Again no one had any bandwidth to help except me.
And, if I am being honest, I didn't either. But if I didn't help, what would happen?
They all made it through. And the grief piled up in me and spilled out as anger.
No one ever asked me, how are you doing?
I had come home, given up my PhD program (because in their infinite wisdom I didn't have to do this, and was abandoning my own program). I had zero job prospects in my hometown. I was eking out a living on remote jobs. And taking care of everyone.
My friends said, you need to leave your parents' home, as though distance would erase the very real need I was filling. But for my own sanity, I decamped.
I was just about to interview for a real job (April 26th), and that very morning, in the wee hours, my friend's only son died in a car crash. The friend, by the way, who had been housing me as I tried desperately to put my life back together.
I had known this child since birth. I was his first baby sitter. I had watched him grow into the young man I called my next governor of California. In a matter of minutes, he was gone. Gone. 24 years old and gone.
His mother was in freefall and all of her friends were at a loss watching her spiral. She was the rock. She was the one that they came to for help.

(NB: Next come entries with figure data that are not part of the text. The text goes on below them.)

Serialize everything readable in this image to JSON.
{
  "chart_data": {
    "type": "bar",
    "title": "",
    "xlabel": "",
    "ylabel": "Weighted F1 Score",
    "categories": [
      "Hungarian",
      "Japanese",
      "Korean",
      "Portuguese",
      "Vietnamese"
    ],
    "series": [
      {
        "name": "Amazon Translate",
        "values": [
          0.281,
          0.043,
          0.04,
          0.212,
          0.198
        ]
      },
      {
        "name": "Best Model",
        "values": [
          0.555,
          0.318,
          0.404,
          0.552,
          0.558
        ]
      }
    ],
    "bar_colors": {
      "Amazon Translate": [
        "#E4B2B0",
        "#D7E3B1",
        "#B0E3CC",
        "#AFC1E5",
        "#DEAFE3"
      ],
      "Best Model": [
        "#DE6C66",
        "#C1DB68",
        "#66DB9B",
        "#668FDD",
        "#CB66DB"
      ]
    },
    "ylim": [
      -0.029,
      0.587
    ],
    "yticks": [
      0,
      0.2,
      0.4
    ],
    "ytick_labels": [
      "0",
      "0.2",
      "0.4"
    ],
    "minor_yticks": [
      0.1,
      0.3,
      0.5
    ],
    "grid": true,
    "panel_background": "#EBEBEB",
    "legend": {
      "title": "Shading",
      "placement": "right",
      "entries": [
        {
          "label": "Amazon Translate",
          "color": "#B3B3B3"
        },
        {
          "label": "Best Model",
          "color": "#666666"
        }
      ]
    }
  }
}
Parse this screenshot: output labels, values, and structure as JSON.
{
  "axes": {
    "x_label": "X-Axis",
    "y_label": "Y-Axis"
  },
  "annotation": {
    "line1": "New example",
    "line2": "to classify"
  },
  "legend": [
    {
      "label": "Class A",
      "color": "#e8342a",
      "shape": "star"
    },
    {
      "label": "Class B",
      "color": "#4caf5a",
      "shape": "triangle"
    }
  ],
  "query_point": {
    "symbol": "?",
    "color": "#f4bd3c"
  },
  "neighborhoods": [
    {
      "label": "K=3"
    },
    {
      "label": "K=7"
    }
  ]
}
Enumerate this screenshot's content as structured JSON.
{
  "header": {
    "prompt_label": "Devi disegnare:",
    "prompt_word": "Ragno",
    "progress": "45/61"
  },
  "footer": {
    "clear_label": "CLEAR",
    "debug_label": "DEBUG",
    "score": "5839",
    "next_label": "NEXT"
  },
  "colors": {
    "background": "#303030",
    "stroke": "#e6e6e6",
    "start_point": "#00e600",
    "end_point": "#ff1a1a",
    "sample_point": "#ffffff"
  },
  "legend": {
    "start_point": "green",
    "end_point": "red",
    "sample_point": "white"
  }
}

She was not in a position to help herself. And they were not used to be being of service to others.
I dropped everything. Lost my interview. And handled the situation. I made the funeral arrangements. I am not saying others did not step up and help. But I was orchestrating. I was getting what I could from my friend about what she wanted. Negotiating with the ex-husband and his family about their involvement. And keeping it all together.
This is how my life went for years. Though my brother died in September, April was the month of trauma. April was the month when my sister was stricken and killed. April was the month my friend's son died in a solo car accident.
It took me years to not crumble every April. Years.
And this year, April came for me with a vengeance.
I finally truly moved out of my parents' home in search of a life of my own. I had purposely stayed away for several months. But in April, I made the journey home. Hoping to forge the boundaries I needed to keep myself safe while still supporting my parents, I planned a one week visit.
On the fourth day of my visit (April 14), my mom fell down bringing in one of the trash cans.
She ended up with a hematoma that threatened her life. The neurosurgeon told us that 10 minutes more and she would not have made it. We got her to the hospital in time to save her life, just barely.
Nevermind that my father did not even contemplate calling 911, or that my mother was not wearing the life alert button her health insurance had sent her. I could barely make the numbers work on the keypad of the house line or my cell phone.
April is the cruelest month. There is no disputing that.
My mom survived. She is not the same person. She cannot be alone. My father now understands that he cannot protect and save her from everything as he had once imagined he could.
We three remaining siblings are left to figure out how we go forward. These intervening months have not been kind to us even as my mother gains strength.
Let's just hope next April brings us peace and stability. I'll take peace if nothing else.